Lately I have tried to navigate the labyrinth of mowing the lawn, and other such conundrums, by thinking of them not as moral quandaries but as moral adventures. An adventure, in the good strong Fairieland sense of the word, begins with a choice (accompany the dwarves or stay home? accept the challenge or refrain? walk through the magic portal or walk away?) and is subsequently propelled by choices (this road or that road? open combat or strategic evasion? believe the strange messenger or doubt him?). Through these choices, the adventures’ shape and meaning are formed, hewn like the banks of a stream through which can flow the deep moral undercurrent—good overcoming evil; bravery, cowardice; compassion, vengeance—that runs through all adventure stories. But the choices themselves, though morally significant, are not morally imperative. What the protagonist chooses matters, yet he is free to choose among options; to accept or reject the quest will carve a very different course for the moral current of the story, but either choice is permitted.

It is because of this freedom that adventures pulse with a thrill of eternal suspense: the fact that another choice could have been made, another road taken, another door opened, lends them their unique sense of both destiny and mystery. A good adventure story never goes wrong, but it could have gone other.

Indeed, the gravest threat to the adventure story is not the wrong choice, but the refusal to choose. Imagine the protagonist reaching the fork in the way and, paralyzed by the knowledge that both paths lead towards feats of honor and skill, choosing rather to turn around, go home, and fritter away the days with wry cynical comments to his friends about the quest for glory being a fool’s errand.

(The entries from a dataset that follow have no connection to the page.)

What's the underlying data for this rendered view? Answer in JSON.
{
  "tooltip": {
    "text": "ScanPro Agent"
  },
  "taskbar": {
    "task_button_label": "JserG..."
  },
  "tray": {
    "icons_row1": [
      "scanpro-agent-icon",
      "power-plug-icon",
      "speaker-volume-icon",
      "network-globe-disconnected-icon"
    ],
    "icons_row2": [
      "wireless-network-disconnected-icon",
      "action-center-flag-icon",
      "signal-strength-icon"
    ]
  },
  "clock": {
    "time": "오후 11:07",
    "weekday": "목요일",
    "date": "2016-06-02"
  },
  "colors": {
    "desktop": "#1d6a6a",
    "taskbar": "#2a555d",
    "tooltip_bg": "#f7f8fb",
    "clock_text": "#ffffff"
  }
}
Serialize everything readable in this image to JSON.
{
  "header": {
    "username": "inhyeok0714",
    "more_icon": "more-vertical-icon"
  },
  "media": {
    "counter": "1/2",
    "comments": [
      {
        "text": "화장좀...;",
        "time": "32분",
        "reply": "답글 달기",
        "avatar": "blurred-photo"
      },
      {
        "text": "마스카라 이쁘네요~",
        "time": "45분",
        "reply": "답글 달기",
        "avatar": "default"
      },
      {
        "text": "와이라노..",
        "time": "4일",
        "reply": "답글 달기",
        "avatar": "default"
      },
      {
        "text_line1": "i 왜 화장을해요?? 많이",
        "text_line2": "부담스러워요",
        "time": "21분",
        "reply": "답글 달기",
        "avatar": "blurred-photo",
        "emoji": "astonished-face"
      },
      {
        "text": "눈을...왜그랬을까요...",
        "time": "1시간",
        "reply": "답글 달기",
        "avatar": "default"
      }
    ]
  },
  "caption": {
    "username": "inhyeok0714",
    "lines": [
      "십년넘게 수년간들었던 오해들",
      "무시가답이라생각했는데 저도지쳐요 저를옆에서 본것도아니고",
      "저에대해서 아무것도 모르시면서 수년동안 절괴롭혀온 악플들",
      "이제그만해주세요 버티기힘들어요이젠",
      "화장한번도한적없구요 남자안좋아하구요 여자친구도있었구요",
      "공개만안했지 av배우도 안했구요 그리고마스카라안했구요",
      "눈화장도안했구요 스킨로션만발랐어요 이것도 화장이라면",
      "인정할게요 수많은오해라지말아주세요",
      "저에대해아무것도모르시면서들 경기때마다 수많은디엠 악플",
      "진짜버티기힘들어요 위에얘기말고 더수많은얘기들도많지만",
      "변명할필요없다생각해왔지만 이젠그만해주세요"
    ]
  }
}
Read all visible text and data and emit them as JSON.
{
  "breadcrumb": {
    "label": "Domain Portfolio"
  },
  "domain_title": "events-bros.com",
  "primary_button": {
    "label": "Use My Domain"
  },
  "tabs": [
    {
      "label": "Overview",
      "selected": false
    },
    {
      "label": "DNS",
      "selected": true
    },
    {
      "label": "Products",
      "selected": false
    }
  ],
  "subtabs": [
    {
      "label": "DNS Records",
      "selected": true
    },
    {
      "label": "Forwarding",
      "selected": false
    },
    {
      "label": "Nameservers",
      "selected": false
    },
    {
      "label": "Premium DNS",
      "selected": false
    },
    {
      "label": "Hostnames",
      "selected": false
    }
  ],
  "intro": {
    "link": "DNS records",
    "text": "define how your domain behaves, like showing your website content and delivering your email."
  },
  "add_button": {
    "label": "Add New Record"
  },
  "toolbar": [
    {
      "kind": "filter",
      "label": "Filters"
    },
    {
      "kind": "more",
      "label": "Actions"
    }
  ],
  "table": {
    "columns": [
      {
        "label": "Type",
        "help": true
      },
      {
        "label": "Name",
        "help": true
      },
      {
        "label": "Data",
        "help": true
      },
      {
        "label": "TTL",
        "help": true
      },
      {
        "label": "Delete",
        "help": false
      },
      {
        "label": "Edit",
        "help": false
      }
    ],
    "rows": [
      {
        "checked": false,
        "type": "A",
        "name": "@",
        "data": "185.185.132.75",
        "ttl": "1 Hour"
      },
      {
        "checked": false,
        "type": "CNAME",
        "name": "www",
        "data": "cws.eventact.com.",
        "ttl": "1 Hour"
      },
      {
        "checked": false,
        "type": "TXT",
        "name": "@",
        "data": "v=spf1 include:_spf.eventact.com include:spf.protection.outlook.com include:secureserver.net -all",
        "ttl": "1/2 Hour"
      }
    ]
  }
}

The theatre of our moral choices is not Fairieland, but a fallen earth. We must, at times, throw our options in the balance and weigh which one effects more good and less harm. But rather than living all our days like moral accountants, perhaps sometimes we could sally forth as moral adventurers, eager to pursue the paths of meaningfulness that our own hearts desire. Some of us, compelled by a vision of immaculate green velvet, will mow our lawns in joyous abandon, and sing as we do a song of love’s labor for beauty in a cheap, ugly world. Others of us, entranced by a dream of Eden, will step out the door and be lost in knee-high meadows of spiders and stickers, brimming with inviolate life. The choice is not only analytical, but also imaginative: which way brings into being a bit of the life I long for, enacts an “Amen” to my prayer that His kingdom come—yet recognizes that I am but one vassal of that kingdom, kin to others whose domains differ in loveliness from my own?

A conclusion, then, of two more theses on lawn mowing.

The mower of lawns is a moral adventurer who as he quests for Beauty and Goodness will ride his mower to Home.

The non-mower of lawns is a moral adventurer who as he quests for Beauty and Goodness will walk his fields to Home.